Recovered from the Wayback Machine.
The shootings in Kirkwood happened about five miles from us. Kirkwood borders our community. My roommate and I were both shocked to hear of the shootings last night, especially since Kirkwood is considered a healthy, somewhat affluent, long-time community. It has great schools, thriving local businesses, good homes. What would make a man like Charles Thornton commit such an act in this quiet little community outside of St. Louis?
What confuses me more is the killer’s brother seeming to justify such killing. “Going to war”, over what? Parking tickets? Construction without permits and in violation of city building codes? Because he couldn’t disrupt community meetings?
In one of the local forums, a couple of people who were familiar with these community meetings mentioned that Thornton thought the community leaders were racist and were targeting him because he was black. That’s a serious charge, and if true, he should have worked with the state Attorney General and others to investigate whether prejudice was a factor, and he was being targeted. Yet he, seemingly, did nothing except show up for the meetings and call the council members and the mayor donkeys and accuse them of “plantation mentality”, bray during the meetings, and refuse to leave the meetings until he was arrested.
A St. Louis Today article did get more specific, and stated that he felt he was being targeted for performing work without a permit and parking tickets. His mother states that it was wrong for him to kill, but it was wrong for others to drive him into killing. His brother mentioned that he was frustrated because he didn’t know the law.
Driving him into killing? Doesn’t know the law?
At one of the St. Louis Today talk threads, one person wrote:
Perhaps some of the prayers should be reserved for the cause of this event. The focus is always put on bullying in schools but what happens when those bullies grow up and then take positions on City Councils, Business Mgmt, etc.? They obviously pushed this man too far for someone to take this extreme measure. Kirkwood has a tendency to be uptight whites that have an issue with feeling superior to everyone else and I would say that attitude is common in several sub-communities in the St. Louis area – i.e. Chesterfield, Sunset Hills, Town and Country….. These communities need to look at how they are viewed externally. Sure many native St. Louisan’s have this problem also so they should step back also and realize in the grand scheme of things they are really nobody to push anyone else around.

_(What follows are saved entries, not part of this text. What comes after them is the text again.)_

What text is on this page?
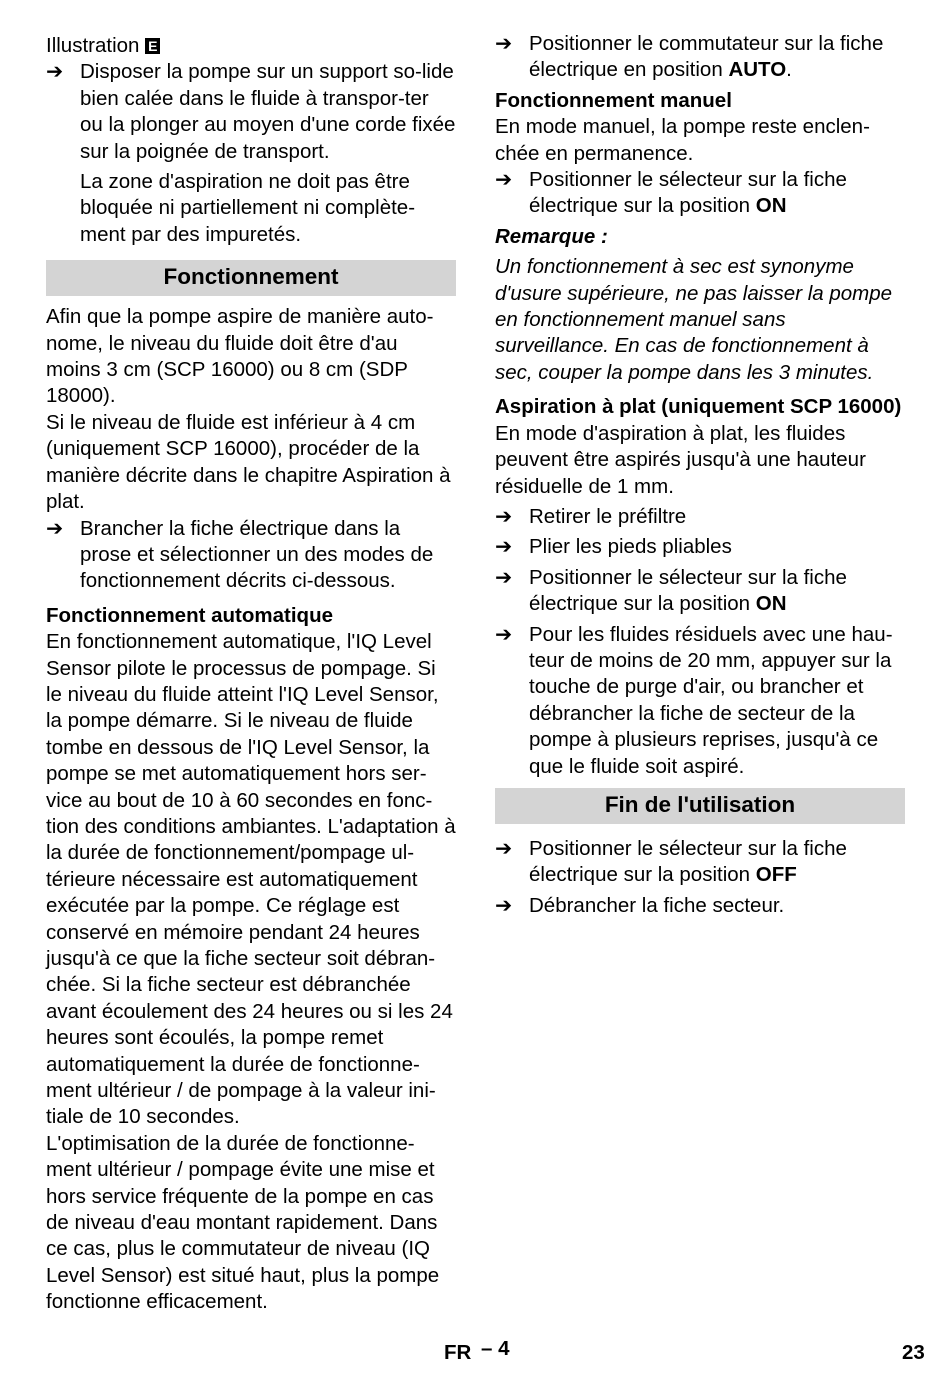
Illustration E

➔ Disposer la pompe sur un support so-lide bien calée dans le fluide à transpor-ter ou la plonger au moyen d'une corde fixée sur la poignée de transport.

La zone d'aspiration ne doit pas être bloquée ni partiellement ni complète-ment par des impuretés.

Fonctionnement

Afin que la pompe aspire de manière auto-nome, le niveau du fluide doit être d'au moins 3 cm (SCP 16000) ou 8 cm (SDP 18000).

Si le niveau de fluide est inférieur à 4 cm (uniquement SCP 16000), procéder de la manière décrite dans le chapitre Aspiration à plat.

➔ Brancher la fiche électrique dans la prose et sélectionner un des modes de fonctionnement décrits ci-dessous.

Fonctionnement automatique

En fonctionnement automatique, l'IQ Level Sensor pilote le processus de pompage. Si le niveau du fluide atteint l'IQ Level Sensor, la pompe démarre. Si le niveau de fluide tombe en dessous de l'IQ Level Sensor, la pompe se met automatiquement hors ser-vice au bout de 10 à 60 secondes en fonc-tion des conditions ambiantes. L'adaptation à la durée de fonctionnement/pompage ul-térieure nécessaire est automatiquement exécutée par la pompe. Ce réglage est conservé en mémoire pendant 24 heures jusqu'à ce que la fiche secteur soit débran-chée. Si la fiche secteur est débranchée avant écoulement des 24 heures ou si les 24 heures sont écoulés, la pompe remet automatiquement la durée de fonctionne-ment ultérieur / de pompage à la valeur ini-tiale de 10 secondes.

L'optimisation de la durée de fonctionne-ment ultérieur / pompage évite une mise et hors service fréquente de la pompe en cas de niveau d'eau montant rapidement. Dans ce cas, plus le commutateur de niveau (IQ Level Sensor) est situé haut, plus la pompe fonctionne efficacement.

➔ Positionner le commutateur sur la fiche électrique en position AUTO.

Fonctionnement manuel

En mode manuel, la pompe reste enclen-chée en permanence.

➔ Positionner le sélecteur sur la fiche électrique sur la position ON

Remarque :

Un fonctionnement à sec est synonyme d'usure supérieure, ne pas laisser la pompe en fonctionnement manuel sans surveillance. En cas de fonctionnement à sec, couper la pompe dans les 3 minutes.

Aspiration à plat (uniquement SCP 16000)

En mode d'aspiration à plat, les fluides peuvent être aspirés jusqu'à une hauteur résiduelle de 1 mm.

➔ Retirer le préfiltre

➔ Plier les pieds pliables

➔ Positionner le sélecteur sur la fiche électrique sur la position ON

➔ Pour les fluides résiduels avec une hau-teur de moins de 20 mm, appuyer sur la touche de purge d'air, ou brancher et débrancher la fiche de secteur de la pompe à plusieurs reprises, jusqu'à ce que le fluide soit aspiré.

Fin de l'utilisation
➔ Positionner le sélecteur sur la fiche électrique sur la position OFF

➔ Débrancher la fiche secteur.

FR – 4	23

First, and foremost–no one would take a gun into a city council and shoot people who is not mentally unbalanced. There is no ‘pushing’ into this kind of action. There is no excuse for what Thornton did, and I would be appalled at anyone who would think this action somehow justified.
I wonder, though, at the repercussions from this event. St. Louis and the surrounding communities do have problem. There isn’t enough diversification. The lines between black and white are too sharp. There is a tendency of the white governing bodies to ignore the black community and the problems of poverty that plague much of the community. Worse, there seems to be an underlying belief on the part of some community members, black and white, that nothing can fix the problems we have. That this community-based segregation will never end, never go away.
From what those who knew him have said in forums and elsewhere, Charles “Cookie” Thornton was a successful, well connected community member, with a loving family and friends. To go from that to cold bloodily shooting several people, killing at least five, is a disconnect I just can’t bridge with what we’re reading in today’s news accounts. I have a feeling this is only the start of the story.
Sad and troubling times in the neighborhood.